Teodoro Petkoff still hasn't understood what draws the poor to Chavez
Picking up where I left off yesterday, I wanted to comment on this bit from Teodoro’s interview in El Mundo on Tuesday:
Q: At first, president Chavez also campaigned on the importance of work with dignity. Thousands of people ran to Miraflores to look for jobs. And what happened?
A: It’s true. He took power with that goal in mind. He announced that his great enterprise would be to attack poverty. And I have to recognize that he succeeded in making the social question the great topic of national debate. Today, no one doubts that that’s the issue…
Teodoro has been playing on variations of this riff for some time: Chavez’s one merit is that he put poverty at the center of the national debate. I think that’s wrong, in a subtle but deep way.
For as long as I can remember, the “social question” has been at the center of Venezuela’s national debate. It’s not like Luis Herrera beat Piñerúa in the 1978 election because Piñerúa didn’t talk about poverty. It’s not as if Lusinchi campaigned on a platform of abolishing inherittance taxes. No! Every government in the democratic era has come to power with a discourse about poverty. There’s nothing innovative about that…
Chavez’s discoursive innovation was something quite different: Chavez talked to the poor, not about them. While the old elite talked about the poor, using technocratic language that made sense within elite conceptual categories, Chavez talked to the poor in their language, using their conceptual categories, and saying things that made sense to them.
This, I think, it’s the crux of his considerable success in engendering fierce loyalty among his poor supporters. Chavez’s discourse treats them as subjects, not as the objects of the debate. Though I’m convinced this is a purely rhetorical ploy, the emotional impact of the strategy has been startling, and continues to be effective. Poor people feel included by Chavez’s discourse – and, politically, that feeling is worth a thousand realities.
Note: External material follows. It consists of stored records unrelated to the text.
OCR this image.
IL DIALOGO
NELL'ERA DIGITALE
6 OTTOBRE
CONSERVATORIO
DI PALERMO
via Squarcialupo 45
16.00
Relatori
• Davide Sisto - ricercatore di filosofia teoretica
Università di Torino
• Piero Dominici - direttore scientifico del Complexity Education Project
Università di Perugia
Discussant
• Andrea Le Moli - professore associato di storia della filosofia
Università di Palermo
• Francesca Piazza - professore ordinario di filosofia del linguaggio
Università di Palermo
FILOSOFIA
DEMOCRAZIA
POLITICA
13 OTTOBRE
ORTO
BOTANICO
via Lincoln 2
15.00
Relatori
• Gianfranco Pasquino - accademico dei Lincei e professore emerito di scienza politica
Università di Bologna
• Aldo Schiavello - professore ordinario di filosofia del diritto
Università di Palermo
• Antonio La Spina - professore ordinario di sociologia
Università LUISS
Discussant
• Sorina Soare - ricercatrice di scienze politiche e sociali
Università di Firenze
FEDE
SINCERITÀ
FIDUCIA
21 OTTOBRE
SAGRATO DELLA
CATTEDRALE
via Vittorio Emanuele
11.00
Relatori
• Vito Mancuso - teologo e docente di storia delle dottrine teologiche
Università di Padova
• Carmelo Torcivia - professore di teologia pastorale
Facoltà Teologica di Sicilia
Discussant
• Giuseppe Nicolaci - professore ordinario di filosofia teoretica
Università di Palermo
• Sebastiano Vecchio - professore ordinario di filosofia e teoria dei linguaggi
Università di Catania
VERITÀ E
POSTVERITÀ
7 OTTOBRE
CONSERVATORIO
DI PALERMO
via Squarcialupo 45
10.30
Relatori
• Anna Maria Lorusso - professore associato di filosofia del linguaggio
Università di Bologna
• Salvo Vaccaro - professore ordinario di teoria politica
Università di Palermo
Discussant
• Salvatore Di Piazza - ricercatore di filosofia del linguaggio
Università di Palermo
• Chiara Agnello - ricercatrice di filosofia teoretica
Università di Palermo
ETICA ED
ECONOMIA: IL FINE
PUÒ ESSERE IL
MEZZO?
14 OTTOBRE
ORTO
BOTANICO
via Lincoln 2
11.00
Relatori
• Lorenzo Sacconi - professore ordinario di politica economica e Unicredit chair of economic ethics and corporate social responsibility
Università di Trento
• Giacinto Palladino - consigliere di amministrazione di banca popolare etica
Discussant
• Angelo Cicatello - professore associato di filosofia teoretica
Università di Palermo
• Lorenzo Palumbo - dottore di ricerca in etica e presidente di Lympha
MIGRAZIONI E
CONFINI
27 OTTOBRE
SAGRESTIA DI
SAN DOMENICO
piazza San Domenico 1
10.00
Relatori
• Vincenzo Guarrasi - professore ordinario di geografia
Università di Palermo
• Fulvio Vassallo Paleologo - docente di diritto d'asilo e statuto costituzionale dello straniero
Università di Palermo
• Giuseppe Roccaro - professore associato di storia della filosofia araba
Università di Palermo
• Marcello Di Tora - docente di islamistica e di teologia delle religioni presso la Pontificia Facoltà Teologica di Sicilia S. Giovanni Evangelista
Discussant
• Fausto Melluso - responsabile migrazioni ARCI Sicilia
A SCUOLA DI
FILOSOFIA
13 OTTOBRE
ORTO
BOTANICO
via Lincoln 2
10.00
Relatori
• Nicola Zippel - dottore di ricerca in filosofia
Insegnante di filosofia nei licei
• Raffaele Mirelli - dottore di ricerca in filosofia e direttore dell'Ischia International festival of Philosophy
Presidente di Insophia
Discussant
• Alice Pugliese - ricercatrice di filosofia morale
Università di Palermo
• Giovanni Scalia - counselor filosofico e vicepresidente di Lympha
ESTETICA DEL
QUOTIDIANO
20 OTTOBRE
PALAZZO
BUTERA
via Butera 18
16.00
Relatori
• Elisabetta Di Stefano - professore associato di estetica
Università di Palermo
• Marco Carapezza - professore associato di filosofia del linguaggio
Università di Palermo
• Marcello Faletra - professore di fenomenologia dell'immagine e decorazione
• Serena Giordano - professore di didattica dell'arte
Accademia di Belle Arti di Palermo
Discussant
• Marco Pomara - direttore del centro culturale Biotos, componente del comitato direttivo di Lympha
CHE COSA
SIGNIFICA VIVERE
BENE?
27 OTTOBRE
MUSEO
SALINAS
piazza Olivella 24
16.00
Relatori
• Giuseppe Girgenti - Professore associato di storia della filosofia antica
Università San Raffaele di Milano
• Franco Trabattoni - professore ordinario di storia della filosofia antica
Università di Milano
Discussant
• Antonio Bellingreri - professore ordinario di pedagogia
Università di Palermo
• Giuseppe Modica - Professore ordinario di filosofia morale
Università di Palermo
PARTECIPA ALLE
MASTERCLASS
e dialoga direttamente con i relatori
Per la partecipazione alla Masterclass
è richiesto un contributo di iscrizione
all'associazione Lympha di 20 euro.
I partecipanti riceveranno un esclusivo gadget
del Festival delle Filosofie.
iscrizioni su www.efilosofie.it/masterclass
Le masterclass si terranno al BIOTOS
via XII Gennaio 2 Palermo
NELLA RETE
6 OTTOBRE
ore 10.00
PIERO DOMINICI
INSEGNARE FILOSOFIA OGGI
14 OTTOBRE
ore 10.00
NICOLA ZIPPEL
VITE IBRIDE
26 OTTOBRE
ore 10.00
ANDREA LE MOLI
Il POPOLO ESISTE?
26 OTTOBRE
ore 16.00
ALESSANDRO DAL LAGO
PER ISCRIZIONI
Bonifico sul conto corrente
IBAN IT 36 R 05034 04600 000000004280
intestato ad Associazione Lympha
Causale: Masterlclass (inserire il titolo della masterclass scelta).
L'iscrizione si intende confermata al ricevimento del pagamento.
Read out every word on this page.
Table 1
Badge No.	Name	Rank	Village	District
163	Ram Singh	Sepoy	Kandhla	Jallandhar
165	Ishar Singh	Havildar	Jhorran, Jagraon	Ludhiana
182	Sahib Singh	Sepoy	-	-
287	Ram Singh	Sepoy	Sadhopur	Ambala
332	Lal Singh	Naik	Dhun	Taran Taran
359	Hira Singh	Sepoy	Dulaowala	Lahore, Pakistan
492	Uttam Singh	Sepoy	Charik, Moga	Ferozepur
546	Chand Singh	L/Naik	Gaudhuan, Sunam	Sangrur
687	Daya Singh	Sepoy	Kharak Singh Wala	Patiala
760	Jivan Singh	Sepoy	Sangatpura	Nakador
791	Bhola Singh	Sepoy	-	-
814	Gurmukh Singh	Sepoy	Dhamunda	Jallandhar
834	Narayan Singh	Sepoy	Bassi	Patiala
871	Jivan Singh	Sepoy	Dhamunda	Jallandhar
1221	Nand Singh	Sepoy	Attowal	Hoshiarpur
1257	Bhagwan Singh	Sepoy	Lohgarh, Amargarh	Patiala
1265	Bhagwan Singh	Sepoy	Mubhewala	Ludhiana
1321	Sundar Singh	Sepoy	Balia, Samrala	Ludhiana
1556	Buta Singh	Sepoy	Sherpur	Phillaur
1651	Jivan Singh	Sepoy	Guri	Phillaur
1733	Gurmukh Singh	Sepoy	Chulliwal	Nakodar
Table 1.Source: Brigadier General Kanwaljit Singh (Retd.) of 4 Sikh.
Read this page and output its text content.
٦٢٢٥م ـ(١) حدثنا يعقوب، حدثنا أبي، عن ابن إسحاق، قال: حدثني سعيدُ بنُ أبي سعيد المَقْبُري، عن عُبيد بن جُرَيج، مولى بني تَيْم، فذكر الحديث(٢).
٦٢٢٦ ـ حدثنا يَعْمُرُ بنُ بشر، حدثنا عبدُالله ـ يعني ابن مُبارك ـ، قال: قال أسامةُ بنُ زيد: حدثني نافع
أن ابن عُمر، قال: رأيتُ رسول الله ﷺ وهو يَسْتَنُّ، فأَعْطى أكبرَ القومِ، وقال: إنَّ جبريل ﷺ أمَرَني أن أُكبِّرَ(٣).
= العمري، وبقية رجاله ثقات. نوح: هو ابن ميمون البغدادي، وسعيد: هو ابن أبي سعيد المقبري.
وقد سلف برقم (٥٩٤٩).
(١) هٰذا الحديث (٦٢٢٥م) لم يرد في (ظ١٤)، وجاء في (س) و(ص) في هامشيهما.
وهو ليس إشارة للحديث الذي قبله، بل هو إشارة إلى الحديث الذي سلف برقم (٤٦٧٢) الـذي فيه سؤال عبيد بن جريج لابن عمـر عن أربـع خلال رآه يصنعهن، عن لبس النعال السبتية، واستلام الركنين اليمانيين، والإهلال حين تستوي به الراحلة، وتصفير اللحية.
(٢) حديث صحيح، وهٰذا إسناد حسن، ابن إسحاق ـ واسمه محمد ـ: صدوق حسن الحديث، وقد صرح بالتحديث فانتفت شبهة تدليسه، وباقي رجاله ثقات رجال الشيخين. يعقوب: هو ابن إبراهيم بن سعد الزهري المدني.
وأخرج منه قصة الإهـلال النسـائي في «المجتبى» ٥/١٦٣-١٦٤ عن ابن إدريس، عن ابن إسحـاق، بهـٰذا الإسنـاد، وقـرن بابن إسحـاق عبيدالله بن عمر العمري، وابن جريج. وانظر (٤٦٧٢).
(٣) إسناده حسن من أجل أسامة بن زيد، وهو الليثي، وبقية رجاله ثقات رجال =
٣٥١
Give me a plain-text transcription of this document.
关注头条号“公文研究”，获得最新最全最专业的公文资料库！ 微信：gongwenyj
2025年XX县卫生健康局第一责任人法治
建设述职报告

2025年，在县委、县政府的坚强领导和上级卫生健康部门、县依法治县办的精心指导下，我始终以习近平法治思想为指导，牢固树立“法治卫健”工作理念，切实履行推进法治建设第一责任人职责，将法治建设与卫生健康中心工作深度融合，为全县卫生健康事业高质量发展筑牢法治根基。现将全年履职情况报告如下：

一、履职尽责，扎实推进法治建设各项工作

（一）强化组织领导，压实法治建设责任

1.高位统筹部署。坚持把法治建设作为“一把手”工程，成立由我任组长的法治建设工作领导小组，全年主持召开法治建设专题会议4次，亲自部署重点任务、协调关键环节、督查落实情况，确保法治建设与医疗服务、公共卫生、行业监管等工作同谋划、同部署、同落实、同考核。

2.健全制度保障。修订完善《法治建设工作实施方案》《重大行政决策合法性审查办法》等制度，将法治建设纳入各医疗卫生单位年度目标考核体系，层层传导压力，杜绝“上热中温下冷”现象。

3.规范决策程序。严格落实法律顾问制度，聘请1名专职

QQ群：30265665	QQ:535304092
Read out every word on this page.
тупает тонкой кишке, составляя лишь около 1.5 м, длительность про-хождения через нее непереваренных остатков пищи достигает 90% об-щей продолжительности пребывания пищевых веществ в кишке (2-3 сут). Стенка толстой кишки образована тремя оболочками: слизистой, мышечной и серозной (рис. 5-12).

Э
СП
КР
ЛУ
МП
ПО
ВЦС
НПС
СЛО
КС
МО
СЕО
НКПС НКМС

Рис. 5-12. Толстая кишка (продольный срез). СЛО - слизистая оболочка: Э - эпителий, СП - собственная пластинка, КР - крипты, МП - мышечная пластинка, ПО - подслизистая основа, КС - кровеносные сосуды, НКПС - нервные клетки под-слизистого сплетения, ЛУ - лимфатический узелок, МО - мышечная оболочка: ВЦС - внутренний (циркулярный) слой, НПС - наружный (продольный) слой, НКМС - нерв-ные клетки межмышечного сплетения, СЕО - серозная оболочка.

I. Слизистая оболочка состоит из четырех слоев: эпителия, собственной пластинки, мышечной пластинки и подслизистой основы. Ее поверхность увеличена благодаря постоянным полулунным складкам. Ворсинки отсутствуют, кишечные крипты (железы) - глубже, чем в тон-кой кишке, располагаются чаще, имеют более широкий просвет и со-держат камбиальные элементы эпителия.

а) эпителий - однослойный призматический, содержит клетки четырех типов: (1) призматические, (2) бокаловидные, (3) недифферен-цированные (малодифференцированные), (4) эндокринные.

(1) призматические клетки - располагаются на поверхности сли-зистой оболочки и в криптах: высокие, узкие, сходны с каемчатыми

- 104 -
Teodoro doesn’t seem to quite grasp the distinction. In his little riff, he always credits Chavez for having launched a debate about poverty. In his 30-second talking-head spots, he seems to think he’s matching him. But he isn’t – because he’s subtly but badly misunderstood the nature of Chavez’s discoursive innovation. Teodoro is trying to counter a guy who talks from the gut and to the poor with a discourse from the head about the poor. It won’t work.